By Brent McKnight | Updated

This article is more than 2 years old

Aside from the news that The World’s End has been greenlit, there hasn’t been much in the way of details about the latest team up from Edgar Wright and Simon Pegg. The film is purportedly the third in a loose trilogy that started with Shaun of the Dead, their homage to zombie movies, and continued with Hot Fuzz, their take on adrenaline-fueled action. The question has been what variety of film The World’s End would take aim at, and now it looks like they’re targeting science fiction.

Talking to Empire, Wright says, “It’s a sci-fi comedy.” Pegg is quick to point out that their film is “social science fiction.” If you Wikipedia that term, as the duo suggest you do, you’ll find out that social sci-fi revolves less around technology and space and more on the direction of society. It’s an amalgam of speculative fiction and anthropology. I always think of the classic dystopian novels like Brave New World and 1984, but the subgenre cuts a wide swath subject wise.

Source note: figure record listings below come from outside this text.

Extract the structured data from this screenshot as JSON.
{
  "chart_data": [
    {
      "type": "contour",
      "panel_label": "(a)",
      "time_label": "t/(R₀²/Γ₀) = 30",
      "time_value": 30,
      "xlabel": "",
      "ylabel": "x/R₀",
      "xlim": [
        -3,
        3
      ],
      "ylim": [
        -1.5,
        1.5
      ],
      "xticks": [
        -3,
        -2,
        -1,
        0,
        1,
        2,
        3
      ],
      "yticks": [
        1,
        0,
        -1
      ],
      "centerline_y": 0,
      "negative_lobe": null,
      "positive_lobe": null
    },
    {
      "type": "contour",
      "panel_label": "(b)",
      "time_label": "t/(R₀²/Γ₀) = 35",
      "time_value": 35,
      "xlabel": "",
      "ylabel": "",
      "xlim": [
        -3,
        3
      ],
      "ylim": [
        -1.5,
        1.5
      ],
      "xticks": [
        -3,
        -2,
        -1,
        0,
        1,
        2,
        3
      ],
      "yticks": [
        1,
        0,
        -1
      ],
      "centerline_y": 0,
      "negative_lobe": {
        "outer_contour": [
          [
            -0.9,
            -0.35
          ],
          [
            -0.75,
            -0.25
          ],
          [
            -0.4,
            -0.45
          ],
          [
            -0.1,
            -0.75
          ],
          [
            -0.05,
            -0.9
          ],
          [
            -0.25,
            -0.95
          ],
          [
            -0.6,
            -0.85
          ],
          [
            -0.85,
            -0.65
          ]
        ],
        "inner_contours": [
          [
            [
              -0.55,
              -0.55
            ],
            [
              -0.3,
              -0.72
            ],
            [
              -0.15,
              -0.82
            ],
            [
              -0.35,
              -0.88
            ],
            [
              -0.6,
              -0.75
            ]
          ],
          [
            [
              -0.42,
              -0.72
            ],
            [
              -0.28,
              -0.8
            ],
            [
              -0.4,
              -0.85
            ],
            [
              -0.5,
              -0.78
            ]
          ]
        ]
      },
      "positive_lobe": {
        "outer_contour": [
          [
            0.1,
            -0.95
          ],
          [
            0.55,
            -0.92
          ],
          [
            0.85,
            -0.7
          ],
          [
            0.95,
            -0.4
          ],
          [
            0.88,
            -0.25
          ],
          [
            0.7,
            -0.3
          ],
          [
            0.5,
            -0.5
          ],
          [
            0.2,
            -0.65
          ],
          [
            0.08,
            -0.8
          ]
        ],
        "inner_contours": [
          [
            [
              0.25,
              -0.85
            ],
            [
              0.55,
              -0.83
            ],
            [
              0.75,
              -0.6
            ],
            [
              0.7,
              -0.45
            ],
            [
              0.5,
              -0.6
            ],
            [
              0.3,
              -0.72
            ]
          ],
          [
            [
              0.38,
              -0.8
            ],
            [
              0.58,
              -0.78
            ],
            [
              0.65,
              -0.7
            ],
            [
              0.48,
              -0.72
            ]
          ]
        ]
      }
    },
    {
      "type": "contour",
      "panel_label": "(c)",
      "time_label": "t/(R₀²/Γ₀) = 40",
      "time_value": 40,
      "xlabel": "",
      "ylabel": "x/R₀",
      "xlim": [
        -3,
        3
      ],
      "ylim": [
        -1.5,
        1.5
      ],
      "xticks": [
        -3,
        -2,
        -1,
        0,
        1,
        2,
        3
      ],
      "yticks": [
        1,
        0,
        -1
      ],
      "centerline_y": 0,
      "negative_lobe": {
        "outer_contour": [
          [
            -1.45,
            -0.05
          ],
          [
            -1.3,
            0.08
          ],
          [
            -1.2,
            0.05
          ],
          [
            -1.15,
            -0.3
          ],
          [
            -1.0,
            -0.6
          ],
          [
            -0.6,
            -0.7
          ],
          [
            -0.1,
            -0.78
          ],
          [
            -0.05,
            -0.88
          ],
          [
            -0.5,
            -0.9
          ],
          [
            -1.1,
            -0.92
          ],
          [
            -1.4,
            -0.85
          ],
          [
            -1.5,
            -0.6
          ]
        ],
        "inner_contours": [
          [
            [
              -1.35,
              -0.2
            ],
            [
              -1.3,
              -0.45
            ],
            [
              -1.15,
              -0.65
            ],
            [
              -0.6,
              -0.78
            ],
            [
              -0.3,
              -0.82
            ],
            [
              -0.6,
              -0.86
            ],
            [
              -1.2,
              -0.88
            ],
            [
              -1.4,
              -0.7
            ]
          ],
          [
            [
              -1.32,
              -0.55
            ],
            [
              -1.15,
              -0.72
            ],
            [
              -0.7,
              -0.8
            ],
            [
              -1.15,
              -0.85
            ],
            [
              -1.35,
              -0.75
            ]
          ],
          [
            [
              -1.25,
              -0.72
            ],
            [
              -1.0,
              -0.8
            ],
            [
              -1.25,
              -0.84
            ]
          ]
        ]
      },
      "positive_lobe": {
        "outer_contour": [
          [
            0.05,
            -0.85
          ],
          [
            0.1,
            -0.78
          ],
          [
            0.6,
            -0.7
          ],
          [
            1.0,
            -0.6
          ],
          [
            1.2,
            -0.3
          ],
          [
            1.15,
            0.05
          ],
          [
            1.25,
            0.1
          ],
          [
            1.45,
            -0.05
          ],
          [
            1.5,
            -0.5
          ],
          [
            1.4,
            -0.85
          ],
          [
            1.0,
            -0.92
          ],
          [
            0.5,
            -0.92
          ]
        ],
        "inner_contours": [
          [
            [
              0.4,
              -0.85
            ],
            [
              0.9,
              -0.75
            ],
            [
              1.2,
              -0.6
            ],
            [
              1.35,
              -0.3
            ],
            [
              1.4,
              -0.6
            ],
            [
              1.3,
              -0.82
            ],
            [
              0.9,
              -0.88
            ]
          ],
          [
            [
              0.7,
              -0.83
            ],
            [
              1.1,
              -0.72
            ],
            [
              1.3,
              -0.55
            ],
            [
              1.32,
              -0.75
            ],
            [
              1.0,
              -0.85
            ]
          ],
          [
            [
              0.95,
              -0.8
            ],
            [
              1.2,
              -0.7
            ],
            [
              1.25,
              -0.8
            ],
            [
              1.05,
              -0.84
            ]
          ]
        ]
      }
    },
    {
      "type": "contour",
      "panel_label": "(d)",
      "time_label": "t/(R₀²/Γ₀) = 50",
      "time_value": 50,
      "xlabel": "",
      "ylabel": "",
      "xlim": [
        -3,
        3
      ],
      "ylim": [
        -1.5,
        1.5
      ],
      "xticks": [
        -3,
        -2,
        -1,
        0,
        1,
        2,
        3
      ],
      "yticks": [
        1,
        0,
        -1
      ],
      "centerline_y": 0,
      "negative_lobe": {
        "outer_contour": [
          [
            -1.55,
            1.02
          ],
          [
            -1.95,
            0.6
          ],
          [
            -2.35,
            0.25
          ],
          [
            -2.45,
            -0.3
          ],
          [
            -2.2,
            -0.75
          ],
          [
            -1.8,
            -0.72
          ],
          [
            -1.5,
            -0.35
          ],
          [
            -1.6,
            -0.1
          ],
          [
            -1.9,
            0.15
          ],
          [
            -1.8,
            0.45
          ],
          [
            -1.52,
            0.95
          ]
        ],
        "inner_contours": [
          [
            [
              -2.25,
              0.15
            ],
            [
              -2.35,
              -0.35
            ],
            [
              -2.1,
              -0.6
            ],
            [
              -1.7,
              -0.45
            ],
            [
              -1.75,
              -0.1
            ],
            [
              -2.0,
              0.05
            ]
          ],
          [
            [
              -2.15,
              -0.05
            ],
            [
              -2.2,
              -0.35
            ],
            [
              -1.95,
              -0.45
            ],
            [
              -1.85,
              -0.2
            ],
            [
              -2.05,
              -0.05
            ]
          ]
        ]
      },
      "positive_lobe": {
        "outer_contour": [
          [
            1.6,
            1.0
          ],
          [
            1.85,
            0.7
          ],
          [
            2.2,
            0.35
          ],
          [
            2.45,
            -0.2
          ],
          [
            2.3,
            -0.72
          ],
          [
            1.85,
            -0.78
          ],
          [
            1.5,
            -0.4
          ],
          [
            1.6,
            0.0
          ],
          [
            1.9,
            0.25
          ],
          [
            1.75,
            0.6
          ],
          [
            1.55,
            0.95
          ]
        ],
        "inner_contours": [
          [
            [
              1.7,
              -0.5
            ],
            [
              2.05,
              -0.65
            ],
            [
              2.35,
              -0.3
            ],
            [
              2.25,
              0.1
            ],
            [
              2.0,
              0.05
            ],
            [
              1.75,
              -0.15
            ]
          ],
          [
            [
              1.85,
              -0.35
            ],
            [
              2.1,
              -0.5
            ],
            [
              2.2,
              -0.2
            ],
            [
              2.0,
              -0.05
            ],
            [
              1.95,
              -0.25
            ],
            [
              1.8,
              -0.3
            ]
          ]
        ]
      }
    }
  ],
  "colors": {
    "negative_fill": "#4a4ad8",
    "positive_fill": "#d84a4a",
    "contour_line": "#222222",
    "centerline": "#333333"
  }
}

I’m curious how these elements will mesh with the rest of the plot description. The story involves a group of long time friends on an epic pub-crawl. They try to get through twelve pubs—the final one is called The World’s End—as “a cataclysmic, possibly apocalyptic event, rages around them.”

Wright says, “This is as much about where you grew up as the people you grew up with…it’s also very silly. I would say it’s darker, more personal and more silly.”

That sounds nicely in line with Shaun of the Dead and Hot Fuzz. Both have light and fluffy moments coupled with serious darkness. That is the real pleasure of those films, that they function as satire and parody, but at the same time they’re great additions to the genre. Shaun may be a romantic comedy, but it also has everything you want out of a legit zombie movie, and Hot Fuzz is a kickass action film even with all of the ridiculous bits.

Wright and Pegg have an obvious affection and affinity for genres they pick, and they do something new and fun within the existing confines. I can’t wait to see their take on science fiction.